Bu nizamnamenin sıhhı hususlara mütaallik maddeleri Sıhhat ve İçtimai Muavenet Vekaletiyle müştereken hazırlanır.
Hükümlü ve tutuklularla görev başında bulunan personel, 9.7.1956 tarih ve 6779 sayılı 14 Eylül 1330 tarihli Tayınat ve Yem Kanununa Ek Kanunun 1 inci maddesindeki hüküm çerçevesinde iaşe edilir.

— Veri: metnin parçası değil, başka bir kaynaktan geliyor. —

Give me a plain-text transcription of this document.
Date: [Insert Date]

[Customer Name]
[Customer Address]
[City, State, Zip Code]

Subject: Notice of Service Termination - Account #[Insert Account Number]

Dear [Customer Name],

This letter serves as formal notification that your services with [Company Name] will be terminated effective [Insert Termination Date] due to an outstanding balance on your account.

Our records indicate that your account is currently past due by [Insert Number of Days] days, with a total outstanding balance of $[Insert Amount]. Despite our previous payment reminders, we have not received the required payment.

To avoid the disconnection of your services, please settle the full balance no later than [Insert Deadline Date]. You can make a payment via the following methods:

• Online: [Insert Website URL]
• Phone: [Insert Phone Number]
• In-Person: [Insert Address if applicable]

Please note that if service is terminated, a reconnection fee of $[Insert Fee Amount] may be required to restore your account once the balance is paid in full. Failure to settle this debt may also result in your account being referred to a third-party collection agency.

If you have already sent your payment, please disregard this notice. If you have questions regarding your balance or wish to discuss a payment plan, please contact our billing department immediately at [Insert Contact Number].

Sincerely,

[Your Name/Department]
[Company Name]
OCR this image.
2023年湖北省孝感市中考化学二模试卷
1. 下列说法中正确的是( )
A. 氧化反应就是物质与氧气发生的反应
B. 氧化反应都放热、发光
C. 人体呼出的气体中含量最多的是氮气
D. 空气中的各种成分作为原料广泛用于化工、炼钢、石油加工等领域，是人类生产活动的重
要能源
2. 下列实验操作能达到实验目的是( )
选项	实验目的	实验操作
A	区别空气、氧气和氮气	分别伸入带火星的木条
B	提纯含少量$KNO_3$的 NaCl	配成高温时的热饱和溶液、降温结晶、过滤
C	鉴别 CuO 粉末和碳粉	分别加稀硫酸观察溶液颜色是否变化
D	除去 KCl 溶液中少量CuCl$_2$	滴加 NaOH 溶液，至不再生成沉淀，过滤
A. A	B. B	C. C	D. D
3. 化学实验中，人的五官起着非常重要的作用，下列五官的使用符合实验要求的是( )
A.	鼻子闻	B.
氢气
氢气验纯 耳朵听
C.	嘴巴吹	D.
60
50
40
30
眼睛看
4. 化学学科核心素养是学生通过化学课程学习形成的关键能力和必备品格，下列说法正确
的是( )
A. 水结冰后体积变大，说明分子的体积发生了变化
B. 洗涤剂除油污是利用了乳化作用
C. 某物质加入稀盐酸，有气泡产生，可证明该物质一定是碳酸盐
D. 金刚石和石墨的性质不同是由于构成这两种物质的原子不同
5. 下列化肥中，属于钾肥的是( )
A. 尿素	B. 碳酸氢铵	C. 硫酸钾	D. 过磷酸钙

Hükümlü ve tutuklarla görevde bulunan personelin iaşesine ilişkin usul ve esaslar yönetmelikte gösterilir.
(...)
(...)
Lüzumu takdirinde mahpusların bir hapishaneden diğerine nakilleri Adliye Vekaletinin müsaadesiyle caiz olabilir.
(...)
(...)
Hapishane müdür ve memuru ve müstahtemleri, hapishanenin emniyet ve muhafazasının temini için aşağıda yazılı hallerde silah kullanmağa salahiyettardır:
A: Türk Ceza Kanununun 49 uncu maddesinin 1,2 ve 3 numaralı fıkralarında yazılı mecburiyetler hadis olursa;
B: Mahpuslar toplu olarak hücum teşebbüsünde bulunurlar ve memurlara veya kendilerine nezaretle muvazzaf bulunanları yakalayarak onlara mukavemet veya onları bir hususu yapmaları veya yapmamaları için cebrederlerse;
C: Firar teşebbüsünde bulunan bir mahpus yakalanırken fiilen veya tehlikeli bir surette tehdit ederek mukavemet eder veya mükerreren dur emrine itaat etmiyerek firar teşebbüsünden vaz geçmezse.
Ateşli silah, diğer silahlarla maksadın temini kabil olmadığı takdirde kullanılır. Ateşli silah kullanılması lüzumunu mutlak surette müdür ve bulunmadığı zaman müfettiş tayin eder.
Şu kadar ki, müsaade istihsali mümkün olmayan fevkalade hallerde müsaadesiz silah istimali de caizdir.
Bu Kanun neşri tarihinden muteberdir.
Bu kanunun hükümlerini icraya Adliye, Dahiliye, Maliye ve S.İ.M. Vekilleri memurdur.